Entre as raridades, há belas surpresas como a letra em caneta esferográfica azul de Auxílio Paletó, canção do primeiro rebento do Mukeka, Pasqualin na Terra do Xupa-Cabra (1997), até hoje executada nos shows; as letras de Praia da Bosta e Vitória Poluída (ambas de Gaiola, 1999); de Eu Nunca Vou Parar de Beber (um hino do show dos Pedrero, de Estilo Selvagem Rock ‘n Roll, 2001).


Muitos itens estavam espalhados sobre o chão e sobre a mesa. Sobre o chão, Alex se agacha e volta com o fotolito da capa de Sobrevivência, a mitológica demo tape em K-7 lançada em 1995 que marca a estreia fonográfica do Mukeka di Rato. 

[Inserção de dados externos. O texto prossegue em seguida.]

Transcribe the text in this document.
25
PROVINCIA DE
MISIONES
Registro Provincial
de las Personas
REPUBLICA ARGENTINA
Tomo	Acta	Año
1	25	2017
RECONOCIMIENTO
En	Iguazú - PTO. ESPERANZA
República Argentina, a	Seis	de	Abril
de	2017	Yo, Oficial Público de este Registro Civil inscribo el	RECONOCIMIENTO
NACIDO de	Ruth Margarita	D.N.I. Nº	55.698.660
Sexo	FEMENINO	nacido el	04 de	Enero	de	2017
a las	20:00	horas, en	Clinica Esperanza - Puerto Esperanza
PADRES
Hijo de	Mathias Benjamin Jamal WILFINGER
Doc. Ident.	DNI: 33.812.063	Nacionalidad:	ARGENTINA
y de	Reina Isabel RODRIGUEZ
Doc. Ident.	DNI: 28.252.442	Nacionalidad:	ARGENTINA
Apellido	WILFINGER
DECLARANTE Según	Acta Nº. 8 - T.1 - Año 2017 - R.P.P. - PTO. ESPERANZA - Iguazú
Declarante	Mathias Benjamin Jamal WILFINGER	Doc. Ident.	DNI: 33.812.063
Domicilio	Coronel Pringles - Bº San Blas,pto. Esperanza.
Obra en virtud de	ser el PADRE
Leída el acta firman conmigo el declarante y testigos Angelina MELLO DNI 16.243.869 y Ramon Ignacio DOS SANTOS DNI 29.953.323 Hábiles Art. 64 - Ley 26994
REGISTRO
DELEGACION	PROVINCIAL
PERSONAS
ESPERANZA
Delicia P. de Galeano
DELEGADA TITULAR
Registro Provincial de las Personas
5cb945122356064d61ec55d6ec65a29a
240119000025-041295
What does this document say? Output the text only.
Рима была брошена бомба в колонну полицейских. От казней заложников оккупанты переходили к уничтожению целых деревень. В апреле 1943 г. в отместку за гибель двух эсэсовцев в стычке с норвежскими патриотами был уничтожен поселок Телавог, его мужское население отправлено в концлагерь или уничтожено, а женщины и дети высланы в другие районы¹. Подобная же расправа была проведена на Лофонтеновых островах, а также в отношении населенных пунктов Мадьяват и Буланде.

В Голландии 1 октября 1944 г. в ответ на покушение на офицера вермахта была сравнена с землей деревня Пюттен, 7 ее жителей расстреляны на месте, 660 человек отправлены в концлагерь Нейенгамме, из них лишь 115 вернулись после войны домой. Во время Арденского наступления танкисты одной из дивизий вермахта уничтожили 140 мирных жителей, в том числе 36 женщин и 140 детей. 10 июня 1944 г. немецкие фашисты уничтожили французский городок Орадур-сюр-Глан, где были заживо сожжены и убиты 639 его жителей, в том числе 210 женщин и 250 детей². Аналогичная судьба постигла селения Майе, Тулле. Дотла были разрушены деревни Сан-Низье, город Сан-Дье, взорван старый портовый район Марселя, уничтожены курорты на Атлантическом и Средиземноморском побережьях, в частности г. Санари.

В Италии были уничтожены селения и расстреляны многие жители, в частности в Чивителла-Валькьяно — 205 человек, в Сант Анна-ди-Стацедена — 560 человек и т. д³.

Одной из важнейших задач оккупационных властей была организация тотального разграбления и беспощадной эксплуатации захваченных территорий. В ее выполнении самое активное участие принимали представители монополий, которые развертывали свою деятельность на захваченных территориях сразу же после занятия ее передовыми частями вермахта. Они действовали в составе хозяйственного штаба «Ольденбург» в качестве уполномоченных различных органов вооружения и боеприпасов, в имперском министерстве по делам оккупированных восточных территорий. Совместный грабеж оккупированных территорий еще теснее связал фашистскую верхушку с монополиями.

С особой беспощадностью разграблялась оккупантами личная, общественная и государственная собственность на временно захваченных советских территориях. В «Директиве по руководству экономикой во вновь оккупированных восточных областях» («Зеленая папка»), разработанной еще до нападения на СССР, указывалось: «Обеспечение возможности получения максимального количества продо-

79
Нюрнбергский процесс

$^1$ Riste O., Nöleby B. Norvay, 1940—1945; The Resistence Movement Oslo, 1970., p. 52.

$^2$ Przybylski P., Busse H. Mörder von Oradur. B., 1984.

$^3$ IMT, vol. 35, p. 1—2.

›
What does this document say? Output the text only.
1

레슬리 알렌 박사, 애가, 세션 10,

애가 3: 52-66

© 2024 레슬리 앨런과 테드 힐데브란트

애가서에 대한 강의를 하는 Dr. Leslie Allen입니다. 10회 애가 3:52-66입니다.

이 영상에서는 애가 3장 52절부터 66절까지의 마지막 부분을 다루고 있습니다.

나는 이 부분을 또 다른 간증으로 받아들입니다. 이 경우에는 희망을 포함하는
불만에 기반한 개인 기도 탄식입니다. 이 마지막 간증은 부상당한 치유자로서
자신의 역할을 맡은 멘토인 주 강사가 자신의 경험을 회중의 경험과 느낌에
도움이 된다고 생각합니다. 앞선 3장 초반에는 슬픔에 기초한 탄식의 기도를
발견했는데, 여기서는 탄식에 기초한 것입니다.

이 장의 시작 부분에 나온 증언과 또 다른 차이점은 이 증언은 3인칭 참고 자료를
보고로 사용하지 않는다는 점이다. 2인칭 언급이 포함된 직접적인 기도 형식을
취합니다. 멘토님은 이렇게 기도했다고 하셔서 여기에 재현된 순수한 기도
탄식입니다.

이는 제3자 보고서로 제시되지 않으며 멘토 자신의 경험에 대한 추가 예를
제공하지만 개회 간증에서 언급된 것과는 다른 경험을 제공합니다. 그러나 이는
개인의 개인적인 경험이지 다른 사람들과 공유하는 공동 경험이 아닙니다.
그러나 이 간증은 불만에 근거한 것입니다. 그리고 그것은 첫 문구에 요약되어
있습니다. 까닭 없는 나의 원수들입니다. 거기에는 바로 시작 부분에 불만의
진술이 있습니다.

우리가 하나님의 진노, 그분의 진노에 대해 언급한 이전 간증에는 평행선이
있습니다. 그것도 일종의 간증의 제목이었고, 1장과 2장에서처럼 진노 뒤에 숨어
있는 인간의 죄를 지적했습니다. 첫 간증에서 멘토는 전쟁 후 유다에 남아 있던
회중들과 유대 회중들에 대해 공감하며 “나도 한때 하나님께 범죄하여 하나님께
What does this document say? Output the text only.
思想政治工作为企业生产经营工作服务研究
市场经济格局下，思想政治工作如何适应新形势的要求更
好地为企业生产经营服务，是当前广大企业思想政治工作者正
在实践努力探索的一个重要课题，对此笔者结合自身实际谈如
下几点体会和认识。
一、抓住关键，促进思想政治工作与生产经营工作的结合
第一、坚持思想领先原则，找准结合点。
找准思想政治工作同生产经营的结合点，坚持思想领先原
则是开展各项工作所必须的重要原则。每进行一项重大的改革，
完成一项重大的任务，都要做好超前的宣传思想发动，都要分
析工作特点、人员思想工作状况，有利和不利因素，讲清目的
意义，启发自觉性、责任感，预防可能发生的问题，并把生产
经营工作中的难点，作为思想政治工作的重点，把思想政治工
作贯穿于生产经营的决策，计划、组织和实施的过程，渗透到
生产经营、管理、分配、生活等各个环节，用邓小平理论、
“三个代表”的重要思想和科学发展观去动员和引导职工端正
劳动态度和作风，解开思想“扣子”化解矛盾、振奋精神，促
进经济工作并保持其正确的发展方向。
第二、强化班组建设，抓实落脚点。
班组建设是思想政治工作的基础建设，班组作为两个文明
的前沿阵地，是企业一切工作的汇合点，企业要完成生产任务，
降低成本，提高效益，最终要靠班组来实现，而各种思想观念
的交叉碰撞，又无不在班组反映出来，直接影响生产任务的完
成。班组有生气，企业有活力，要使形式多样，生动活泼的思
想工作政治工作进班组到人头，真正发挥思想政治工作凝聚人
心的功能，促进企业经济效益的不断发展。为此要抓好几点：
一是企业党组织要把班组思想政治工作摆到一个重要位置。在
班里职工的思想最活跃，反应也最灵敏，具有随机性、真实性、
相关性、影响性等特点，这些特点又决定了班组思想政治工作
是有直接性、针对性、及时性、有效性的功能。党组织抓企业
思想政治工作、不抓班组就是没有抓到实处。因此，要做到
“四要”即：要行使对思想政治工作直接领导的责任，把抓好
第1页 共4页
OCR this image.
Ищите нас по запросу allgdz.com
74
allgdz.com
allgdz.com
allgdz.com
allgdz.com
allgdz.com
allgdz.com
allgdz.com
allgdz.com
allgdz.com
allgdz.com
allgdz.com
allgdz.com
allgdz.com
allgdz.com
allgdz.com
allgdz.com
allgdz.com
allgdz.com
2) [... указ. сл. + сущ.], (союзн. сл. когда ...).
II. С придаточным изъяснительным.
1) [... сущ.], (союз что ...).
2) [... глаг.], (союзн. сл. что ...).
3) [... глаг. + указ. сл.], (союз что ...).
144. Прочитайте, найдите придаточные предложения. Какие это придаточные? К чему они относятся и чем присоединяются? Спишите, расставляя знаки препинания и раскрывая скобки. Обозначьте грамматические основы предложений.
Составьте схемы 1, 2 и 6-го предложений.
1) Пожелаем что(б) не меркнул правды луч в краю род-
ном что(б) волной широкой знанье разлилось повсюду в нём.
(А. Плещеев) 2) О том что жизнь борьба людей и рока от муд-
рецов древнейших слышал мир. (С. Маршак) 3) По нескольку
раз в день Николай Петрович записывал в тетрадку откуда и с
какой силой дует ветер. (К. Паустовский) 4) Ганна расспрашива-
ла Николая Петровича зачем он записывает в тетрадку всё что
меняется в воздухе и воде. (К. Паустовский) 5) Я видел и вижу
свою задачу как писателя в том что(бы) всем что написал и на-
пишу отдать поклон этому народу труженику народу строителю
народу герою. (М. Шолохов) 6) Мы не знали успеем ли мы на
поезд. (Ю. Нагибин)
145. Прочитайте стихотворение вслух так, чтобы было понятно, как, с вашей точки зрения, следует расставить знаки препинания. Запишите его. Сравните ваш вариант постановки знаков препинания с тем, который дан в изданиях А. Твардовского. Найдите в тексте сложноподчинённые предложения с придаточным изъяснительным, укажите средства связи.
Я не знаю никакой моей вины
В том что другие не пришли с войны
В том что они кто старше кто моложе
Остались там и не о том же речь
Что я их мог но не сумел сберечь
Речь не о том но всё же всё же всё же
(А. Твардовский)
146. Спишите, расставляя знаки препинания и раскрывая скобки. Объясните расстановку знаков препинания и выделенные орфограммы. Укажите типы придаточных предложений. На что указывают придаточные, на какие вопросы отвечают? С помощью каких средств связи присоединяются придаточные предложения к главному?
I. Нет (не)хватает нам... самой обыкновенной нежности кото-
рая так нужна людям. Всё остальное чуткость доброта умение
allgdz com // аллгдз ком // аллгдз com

Casando com este item, há a primeira matéria em jornal sobre a banda. Em 6 de dezembro de 95, um box de três parágrafos no finado Fanzine, a seção de cultura jovem do Caderno Dois, de A Gazeta, apresentava a desconhecida banda e descrevia a recém-lançada demo de seis músicas em nove minutos como um “hardcore feroz, estilo arrasa-quarteirão”.
 

                  
 
A ideia surgiu no final do ano passado, meses depois que a Prego Espaço de Arte foi aberta, em agosto. “Já tá na hora de fazer alguma coisa”, disse Alex a Mozine. Mas ele foi adiando, adiando, até, segundo conta, aprender que, para a coisa sair, tem que ter uma data. Pôs a data e pronto. A exposição também integra a segunda edição da Quinta Caótica, projeto que uma vez por mês visa realizar algum evento para movimentar o espaço.
 
A maior parte do material estava na casa de Mozine, abrigado em pastas ou envelopes identificados (por banda ou pela gravadora. Alex, no entanto, também tinha alguma coisa. Aos 26 anos, ele acompanha a cena capixaba desde os 13. Em 2001, teve sua primeira banda, Ajudante di Papai Noel; anos depois, veio a Mortos Pela Escola.
 
A exposição foi organizada basicamente de duas formas. A primeira vai contemplar os artistas que colaboraram com a Läjä. Carlos Dias, Daniel ET (que fez a capa de Carne, de 2007), Márcio Sno (que desenhou o rato-mascote à época de Pasqualin...), Sandro Ogro (da arte da primeira camisa do Mukeka, um rato numa bandeja), Junior Biu (da capa de Carlos, de 2005, do Merda), Mozine e do próprio Alex.
 
A segunda seção vai dividir os itens por bandas - Mukeka di Rato, Os Pedrero ou Merda. Uma ou outra coisa vai contemplar as que integram o catálogo da Läjä. Desenhos, letras de música, cartas. Cartazes de shows, são muitos, dariam outra exposição; mas um ou outro deve entrar. Fotos, nenhuma: a quantidade também daria outra exposição. Camisas antigas, fora de catálogo, também compõem a mostra. 
 
Alex avisa que vai rolar silkagem de camisetas. Quem quiser levar a sua, fique à vontade, mas com preferência às cores claras. 
 
Entre tantos itens de uma história que acompanha desde moleque e que depois ajudaria a construir, alguns lhe despertam um vínculo mais afetivo. “O que eu acho foda é o desenho original da capa do Gaiola, que depois foi considerado um dos discos mais importantes do hardcore brasileiro”, diz Alex. Este desenho também já estava separado. E o disco nem se chamaria Gaiola: no desenho original, lemos “Nossos Filhos”.  
 
Serviço
A exposição Läjä Records - Artes Originais está em cartaz na Prego Espaço de Arte, no Posto Castelinho. R. Maria Amália, Jaburuna, Vila Velha. Entrada franca.